白秉贤失笑,“你动作那么快就钻进去了,我当时都傻眼了。”
他看著邹宸悦的额头,还好抹了药膏,没有红肿。
“我也就脑子一抽,只想著那个姿势太容易让人误会了。”
邹宸悦气恼地瞪著白秉贤,“你还笑,都怪你。我都说了这是在办公室,隨时有人进来。”
她就不该任由白秉贤胡来,在第一时间就该制止他,也不至於让自己白受这份罪了。
“確实怪我。”
白秉贤起身,揽著邹宸悦哄道,“你想怎么惩罚我都可以,就是不要生气。”
“討厌。我才没那么小气。”
邹宸悦斜睨了白秉贤一眼,“我去换上礼服,该出发了吧?”
她才不生气,生气的女人容易老。
“嗯,差不多时间了。去换上吧。”
白秉贤点点头,看著邹宸悦拿著盒子进休息间,加了一句,“你当著我的面换,也不是不可以。”
“去你的。”
邹宸悦探出头来,懟了白秉贤一句,“你倒是真敢想,我偏不。哼。

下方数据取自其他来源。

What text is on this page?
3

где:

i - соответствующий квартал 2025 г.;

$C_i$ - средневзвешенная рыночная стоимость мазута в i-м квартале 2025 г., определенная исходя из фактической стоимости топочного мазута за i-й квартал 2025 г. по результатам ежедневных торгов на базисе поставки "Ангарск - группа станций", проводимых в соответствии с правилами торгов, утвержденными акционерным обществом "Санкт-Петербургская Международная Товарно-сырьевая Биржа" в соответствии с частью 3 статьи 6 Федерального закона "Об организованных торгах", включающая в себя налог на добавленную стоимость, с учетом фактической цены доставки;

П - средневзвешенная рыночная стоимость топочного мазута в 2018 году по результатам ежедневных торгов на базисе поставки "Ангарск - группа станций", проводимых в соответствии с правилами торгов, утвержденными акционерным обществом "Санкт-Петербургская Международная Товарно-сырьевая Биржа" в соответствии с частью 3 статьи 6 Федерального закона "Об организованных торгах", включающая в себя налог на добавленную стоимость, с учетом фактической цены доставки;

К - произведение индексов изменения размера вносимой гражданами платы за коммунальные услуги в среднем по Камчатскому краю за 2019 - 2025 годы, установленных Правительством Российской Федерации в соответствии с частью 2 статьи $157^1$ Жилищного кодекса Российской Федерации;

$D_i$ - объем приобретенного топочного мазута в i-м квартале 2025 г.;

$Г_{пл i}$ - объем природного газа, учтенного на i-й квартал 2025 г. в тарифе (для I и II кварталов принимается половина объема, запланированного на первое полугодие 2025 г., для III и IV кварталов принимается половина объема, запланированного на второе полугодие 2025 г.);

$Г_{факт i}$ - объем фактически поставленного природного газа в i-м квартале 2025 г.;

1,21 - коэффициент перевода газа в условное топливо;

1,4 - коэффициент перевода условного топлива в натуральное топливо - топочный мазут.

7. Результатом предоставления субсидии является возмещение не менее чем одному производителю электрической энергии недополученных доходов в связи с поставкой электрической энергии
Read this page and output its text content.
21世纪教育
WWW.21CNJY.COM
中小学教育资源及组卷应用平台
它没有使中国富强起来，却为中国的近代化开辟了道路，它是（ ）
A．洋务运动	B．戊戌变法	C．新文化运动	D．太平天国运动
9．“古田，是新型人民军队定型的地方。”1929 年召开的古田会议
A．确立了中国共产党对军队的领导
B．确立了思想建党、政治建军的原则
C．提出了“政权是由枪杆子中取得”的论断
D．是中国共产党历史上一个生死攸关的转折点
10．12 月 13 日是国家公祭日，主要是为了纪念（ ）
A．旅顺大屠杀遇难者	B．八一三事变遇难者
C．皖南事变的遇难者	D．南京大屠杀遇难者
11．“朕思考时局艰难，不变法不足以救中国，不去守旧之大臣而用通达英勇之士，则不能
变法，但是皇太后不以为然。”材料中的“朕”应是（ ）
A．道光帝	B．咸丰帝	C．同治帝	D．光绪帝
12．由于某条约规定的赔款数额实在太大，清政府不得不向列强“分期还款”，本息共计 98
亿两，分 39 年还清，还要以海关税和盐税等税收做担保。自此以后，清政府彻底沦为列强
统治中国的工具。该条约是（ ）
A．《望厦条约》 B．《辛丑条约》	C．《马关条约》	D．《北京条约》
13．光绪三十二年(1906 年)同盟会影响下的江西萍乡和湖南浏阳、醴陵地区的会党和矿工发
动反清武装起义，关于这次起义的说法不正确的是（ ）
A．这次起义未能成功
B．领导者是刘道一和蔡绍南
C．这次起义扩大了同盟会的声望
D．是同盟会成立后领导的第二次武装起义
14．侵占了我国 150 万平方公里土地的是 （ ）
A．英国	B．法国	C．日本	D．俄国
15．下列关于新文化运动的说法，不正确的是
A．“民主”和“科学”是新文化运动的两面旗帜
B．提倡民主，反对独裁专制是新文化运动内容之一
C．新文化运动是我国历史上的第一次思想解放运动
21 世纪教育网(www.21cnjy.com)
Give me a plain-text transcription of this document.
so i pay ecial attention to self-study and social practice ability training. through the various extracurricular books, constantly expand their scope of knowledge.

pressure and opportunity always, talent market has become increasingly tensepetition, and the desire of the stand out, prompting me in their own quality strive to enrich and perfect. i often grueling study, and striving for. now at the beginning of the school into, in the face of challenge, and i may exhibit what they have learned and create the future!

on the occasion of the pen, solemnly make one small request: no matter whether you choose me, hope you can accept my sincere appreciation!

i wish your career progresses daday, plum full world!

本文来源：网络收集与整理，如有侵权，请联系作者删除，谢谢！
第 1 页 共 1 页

”
“呵呵……”
白秉贤就喜欢邹宸悦张扬的样子,不做作。
手机铃声响起,他见是何寒的来电,按开接听,“你说。”
何寒开口道,“白总,我收到何勇发的邮件,有些细节方面的把控要和你探討一下。”
“好,你说。”
白秉贤让何勇发邮件给何寒,就是知道何寒会有不同的看法。
他们俩合作多年,早已经形成默契。
况且何寒確实是个不可多得的人才,他才会分给何寒部分股权,將何寒拉进董事局。
在收买人心这一块,他做得很到位,毫不吝嗇。